IVR Icon Set
IVR (Interactive Voice Response) dialer icons are a critical part of the usability for IVR creators. IVRs are used to guide callers towards the proper agents or pre-recorded messages. Think of your encounters calling customer support from big organizations. It could take two coffee breaks just to get the right person on the phone. This entire process is setup using an IVR (Interactive Voice Response) setup.
Comsys wanted a new set of icons to replace the previous set that looked out of date and werent user friendly. So I set out to create icons that would look like they were designed to be part of a family. This process started by looking into the current set and highlighting some of the problems. First all icons used positive space, which means they look disjointed. Secondly icons were built in detail but displayed on a small canvas, this greatly reduced the recognizion and made them harder to load.
I began by finding how each icon relates to one another putting them together in groups (sets). Once this was determined I had a starting point to create visual recognition between each individual set. Next I wanted to have the icons blend in the page and make them instantly recognizable so that they are easy to parse. I decided between a few basic shapes that each icon would share. This would create visual clarity by injecting each icon with similar properties such as height and width.
Deciding between these shapes proved easy after trialing each shape in a few renders. Creating all icons in the set as circles lacked the hard line that would stop the eye from recognize a shape. It also lacked a feel of importance and gave it an informal look and feel; which doesn’t fit the importance of the usecase. Square icons didn’t feel right either because the page has a drag and drop mechanic going for it. Square icons didn’t invite to drag and drop as profoundly as square icons with rounded edges do. So after trying three primary shapes I settled on square icons with rounded edges; I continued on developing a grid where the negative space would stop.
Each icon went through at least ten iterations before I felt comfortable showing them to users and management. We were very happy with the first iterations and made a couple of consistency and clarity changes to the icons before releasing them to the IVR (Interactive Voice Response) dialer software.

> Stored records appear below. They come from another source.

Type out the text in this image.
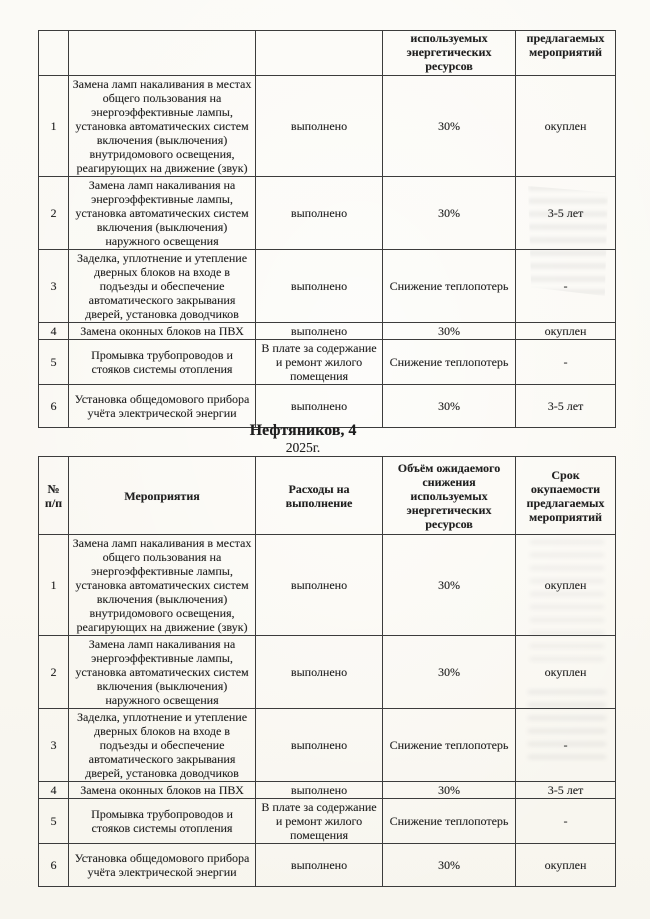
			используемых энергетических ресурсов	предлагаемых мероприятий
1	Замена ламп накаливания в местах общего пользования на энергоэффективные лампы, установка автоматических систем включения (выключения) внутридомового освещения, реагирующих на движение (звук)	выполнено	30%	окуплен
2	Замена ламп накаливания на энергоэффективные лампы, установка автоматических систем включения (выключения) наружного освещения	выполнено	30%	3-5 лет
3	Заделка, уплотнение и утепление дверных блоков на входе в подъезды и обеспечение автоматического закрывания дверей, установка доводчиков	выполнено	Снижение теплопотерь	-
4	Замена оконных блоков на ПВХ	выполнено	30%	окуплен
5	Промывка трубопроводов и стояков системы отопления	В плате за содержание и ремонт жилого помещения	Снижение теплопотерь	-
6	Установка общедомового прибора учёта электрической энергии	выполнено	30%	3-5 лет
Нефтяников, 4
2025г.
№ п/п	Мероприятия	Расходы на выполнение	Объём ожидаемого снижения используемых энергетических ресурсов	Срок окупаемости предлагаемых мероприятий
1	Замена ламп накаливания в местах общего пользования на энергоэффективные лампы, установка автоматических систем включения (выключения) внутридомового освещения, реагирующих на движение (звук)	выполнено	30%	окуплен
2	Замена ламп накаливания на энергоэффективные лампы, установка автоматических систем включения (выключения) наружного освещения	выполнено	30%	окуплен
3	Заделка, уплотнение и утепление дверных блоков на входе в подъезды и обеспечение автоматического закрывания дверей, установка доводчиков	выполнено	Снижение теплопотерь	-
4	Замена оконных блоков на ПВХ	выполнено	30%	3-5 лет
5	Промывка трубопроводов и стояков системы отопления	В плате за содержание и ремонт жилого помещения	Снижение теплопотерь	-
6	Установка общедомового прибора учёта электрической энергии	выполнено	30%	окуплен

One innovation that didn’t make the initial release is a dynamic resizing mechanism. IVR flows can become really big and cumbersome. Small icons would really help in this situation. Bigger icons on the other hand look nicer and are easier to use. They provide a better usability but only when the dialer is not too large. In the end it became clear that small businesses would fare better with larger icons while veteran users would prefer a tiny icon that takes less screen space. I designed two versions of each icon (differentiated by the line where the cut out of the icon stops). Depending on the number of nodes (icons) on the screen the icon would change size providing a good usability when screen estate is plenty, and when screen space becomes restrained.